When Im home, and Im feeling frustrated, which is rarely, because life seems better when Im home in Chelsea. Even better when Im in Paris, but still, it happens at times. I like to fill up our bathtub, it's nice and big, and round, and very wonderful with hot water, and spend hours in there. I'll refill it with hot, and let the cold out. I use my mum's good bath oil, the fancy stuff from Paris that Gabi sends, and it's heaven on earth. I wish I had a big bath tub right now, and some fancy bath oil because who doesn't want a marathon bath with hot water and fancy bath oil? I do.

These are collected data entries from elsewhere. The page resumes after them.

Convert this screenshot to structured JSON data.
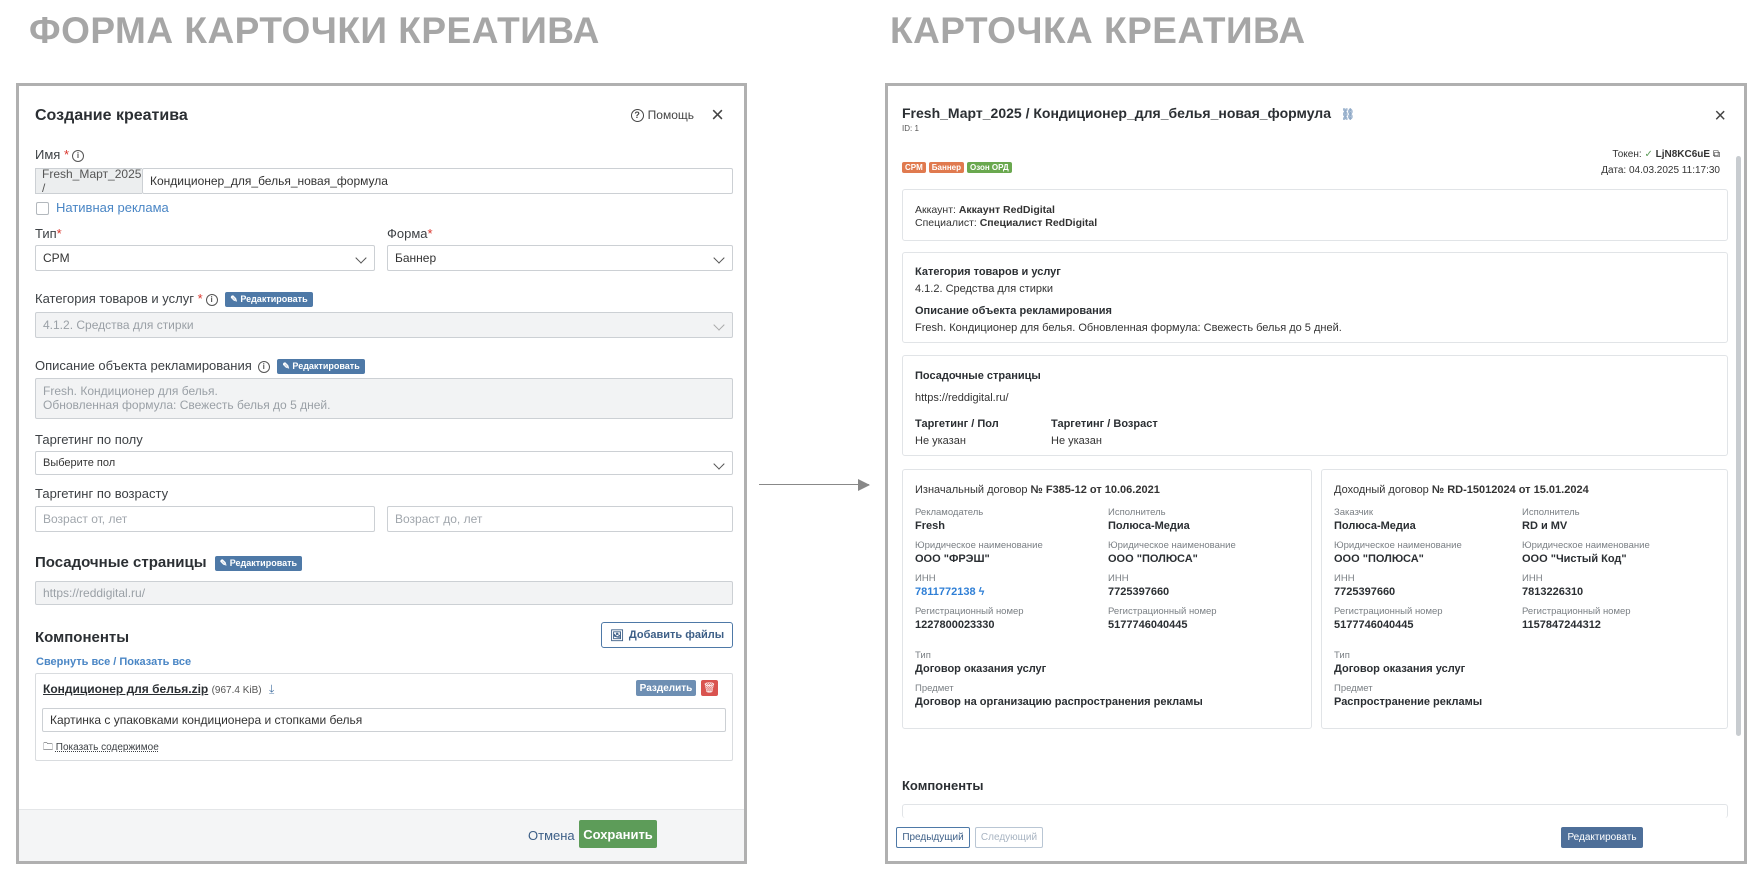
{
  "titles": {
    "form": "ФОРМА КАРТОЧКИ КРЕАТИВА",
    "card": "КАРТОЧКА КРЕАТИВА"
  },
  "form": {
    "title": "Создание креатива",
    "help": "Помощь",
    "name_label": "Имя",
    "name_prefix": "Fresh_Март_2025 /",
    "name_value": "Кондиционер_для_белья_новая_формула",
    "native_label": "Нативная реклама",
    "type_label": "Тип",
    "type_value": "CPM",
    "form_label": "Форма",
    "form_value": "Баннер",
    "category_label": "Категория товаров и услуг",
    "edit_badge": "Редактировать",
    "category_value": "4.1.2. Средства для стирки",
    "description_label": "Описание объекта рекламирования",
    "description_line1": "Fresh. Кондиционер для белья.",
    "description_line2": "Обновленная формула: Свежесть белья до 5 дней.",
    "gender_label": "Таргетинг по полу",
    "gender_placeholder": "Выберите пол",
    "age_label": "Таргетинг по возрасту",
    "age_from_placeholder": "Возраст от, лет",
    "age_to_placeholder": "Возраст до, лет",
    "landing_title": "Посадочные страницы",
    "landing_value": "https://reddigital.ru/",
    "components_title": "Компоненты",
    "add_files": "Добавить файлы",
    "collapse_all": "Свернуть все / Показать все",
    "file_name": "Кондиционер для белья.zip",
    "file_size": "(967.4 KiB)",
    "split_button": "Разделить",
    "file_description": "Картинка с упаковками кондиционера и стопками белья",
    "show_content": "Показать содержимое",
    "cancel": "Отмена",
    "save": "Сохранить"
  },
  "card": {
    "title": "Fresh_Март_2025 / Кондиционер_для_белья_новая_формула",
    "id": "ID: 1",
    "tags": [
      {
        "label": "CPM",
        "color": "#e07a4f"
      },
      {
        "label": "Баннер",
        "color": "#e07a4f"
      },
      {
        "label": "Озон ОРД",
        "color": "#6aa84f"
      }
    ],
    "token_label": "Токен:",
    "token_value": "LjN8KC6uE",
    "date": "Дата: 04.03.2025 11:17:30",
    "account_label": "Аккаунт:",
    "account_value": "Аккаунт RedDigital",
    "specialist_label": "Специалист:",
    "specialist_value": "Специалист RedDigital",
    "category_title": "Категория товаров и услуг",
    "category_value": "4.1.2. Средства для стирки",
    "description_title": "Описание объекта рекламирования",
    "description_value": "Fresh. Кондиционер для белья. Обновленная формула: Свежесть белья до 5 дней.",
    "landing_title": "Посадочные страницы",
    "landing_value": "https://reddigital.ru/",
    "tgt_gender_title": "Таргетинг / Пол",
    "tgt_gender_value": "Не указан",
    "tgt_age_title": "Таргетинг / Возраст",
    "tgt_age_value": "Не указан",
    "contract1": {
      "title_prefix": "Изначальный договор",
      "title_bold": "№ F385-12 от 10.06.2021",
      "advertiser_label": "Рекламодатель",
      "advertiser_value": "Fresh",
      "executor_label": "Исполнитель",
      "executor_value": "Полюса-Медиа",
      "legal_label": "Юридическое наименование",
      "legal_left": "ООО \"ФРЭШ\"",
      "legal_right": "ООО \"ПОЛЮСА\"",
      "inn_label": "ИНН",
      "inn_left": "7811772138",
      "inn_right": "7725397660",
      "reg_label": "Регистрационный номер",
      "reg_left": "1227800023330",
      "reg_right": "5177746040445",
      "type_label": "Тип",
      "type_value": "Договор оказания услуг",
      "subject_label": "Предмет",
      "subject_value": "Договор на организацию распространения рекламы"
    },
    "contract2": {
      "title_prefix": "Доходный договор",
      "title_bold": "№ RD-15012024 от 15.01.2024",
      "customer_label": "Заказчик",
      "customer_value": "Полюса-Медиа",
      "executor_label": "Исполнитель",
      "executor_value": "RD и MV",
      "legal_label": "Юридическое наименование",
      "legal_left": "ООО \"ПОЛЮСА\"",
      "legal_right": "ООО \"Чистый Код\"",
      "inn_label": "ИНН",
      "inn_left": "7725397660",
      "inn_right": "7813226310",
      "reg_label": "Регистрационный номер",
      "reg_left": "5177746040445",
      "reg_right": "1157847244312",
      "type_label": "Тип",
      "type_value": "Договор оказания услуг",
      "subject_label": "Предмет",
      "subject_value": "Распространение рекламы"
    },
    "components_title": "Компоненты",
    "prev": "Предыдущий",
    "next": "Следующий",
    "edit": "Редактировать"
  }
}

I'm sewing tonight, I've been sewing all weekend really when I should be working on a Charms essay. It's a new dress, black, it's always black. I cut the sleeves off, and shortened it about five inches. I'm going to dip dye it, and hope it turns out gray, and black and swirly. It's so good to sew, I love to sew. By hand, it can be tedious, but with a machine, it's fast, and precise. I have to hand sew here since we can't use electricity, and that just puts a thorn in my side at times. When Im done with this dress, I'll start on the necklace with the bits of charms and chains I have. I need to keep busy so I don't go into some kind of homework related shock.
My cat is wearing a jumper vest. I knitted it for him, and I think by the looks of his furry little face, he hates it. Maybe he hates wearing clothes, maybe he hates navy and white. I don't know. He looks so adorable, I feel badly for wanting to keep him in it.
I really, really, really, really, want a fag right at this moment. It's far too late to sneak out.